Now someone else was writing like that.
Or maybe—maybe—he still was.
She parked behind a row of news vans near the command center. The barge was half-sunk against a fractured pylon, and twisted steel jutted from the water like bones. First responders moved like clockwork along the shore, and tents had been set up for recovery workers and press briefings.
Elaine showed her credentials, got waved through, and stepped into the crowd gathering near the podium. She found a place near the middle and flipped open her notebook, but her eyes weren't on the podium. They had landed on a man who sat three rows ahead in a wheelchair. From behind, he looked average. Sandy-blond hair, neat. Back straight. Still.
She shouldn't have looked twice. But something in her spine tightened.
He shifted slightly, and her breath caught.
The briefing began. The noise around her—the hum of conversation, the shifting feet, the whirr of camera lenses—faded into static.
"Boone Voss, Daily Oklahoman," the man said. His voice. Even. Measured. A little rougher, slightly different pitch, but unmistakably his.
She pressed her hand to her stomach.
The officer answered his question about vehicle recovery, but she didn't absorb a word of it. She couldn't stop staring. Couldn't stop asking herself why. Why was he here. Why he hadn't come back.
Why he hadn't come home.
When she finally became aware of her surroundings again, she realize the press conference had ended and the crowd had begun to scatter. She stayed where she was, frozen in place, watching him wheel himself toward the edge of the tent, away from the crowd, his back to her. His movement was practiced, deliberate, but something about it felt too clean. Too rehearsed. Like a man trying not to leave a trail.
Her hand lifted slightly, almost without thinking. Her voice followed it—quiet, but firm.
"Clark."
He paused. His hands hovering slightly above the wheels, just for a second. A breath.
He didn't turn around. Didn't scan the crowd. But his shoulders stiffened. His head dipped ever so slightly, as if the name had physically struck him. Then he pushed forward, disappearing into the bodies and blur and noise of the dispersing press.
Gone.
She stood, notebook clutched in both hands, heart racing.

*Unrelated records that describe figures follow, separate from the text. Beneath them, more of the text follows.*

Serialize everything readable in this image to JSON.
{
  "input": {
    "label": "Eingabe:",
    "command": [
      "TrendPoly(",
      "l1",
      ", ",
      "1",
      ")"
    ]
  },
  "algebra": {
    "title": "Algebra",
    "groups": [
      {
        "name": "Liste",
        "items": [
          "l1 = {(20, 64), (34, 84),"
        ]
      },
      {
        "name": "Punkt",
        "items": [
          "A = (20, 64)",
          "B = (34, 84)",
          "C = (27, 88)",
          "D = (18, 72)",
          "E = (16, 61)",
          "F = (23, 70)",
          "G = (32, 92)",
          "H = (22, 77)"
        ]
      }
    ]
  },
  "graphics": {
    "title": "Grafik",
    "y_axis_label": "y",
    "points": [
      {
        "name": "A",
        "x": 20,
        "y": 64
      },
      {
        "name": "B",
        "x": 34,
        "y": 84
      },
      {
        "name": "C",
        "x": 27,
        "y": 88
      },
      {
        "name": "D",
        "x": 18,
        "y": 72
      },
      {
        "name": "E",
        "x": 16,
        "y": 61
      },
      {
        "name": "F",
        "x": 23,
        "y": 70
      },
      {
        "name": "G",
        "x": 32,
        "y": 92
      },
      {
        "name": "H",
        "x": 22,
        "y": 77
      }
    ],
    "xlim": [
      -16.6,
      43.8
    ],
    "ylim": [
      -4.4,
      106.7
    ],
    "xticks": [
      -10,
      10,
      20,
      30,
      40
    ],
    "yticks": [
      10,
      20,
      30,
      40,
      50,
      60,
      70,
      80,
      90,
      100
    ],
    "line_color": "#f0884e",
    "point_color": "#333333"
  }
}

Her feet twitched. For a moment, she thought she might follow. Just start walking, track him like the lead she knew he was.
But she didn't.
Not yet.
He hadn't seen her. She was sure of that. Even if he had, the hair dye, the weight lost, the lines grief had etched into her face—none of it matched the woman he once knew. And yet something in him had felt it, she was certain.
She didn't know where he'd gone but she was going to find Boone Voss.
And she was going to find out why Clark Kent had become him.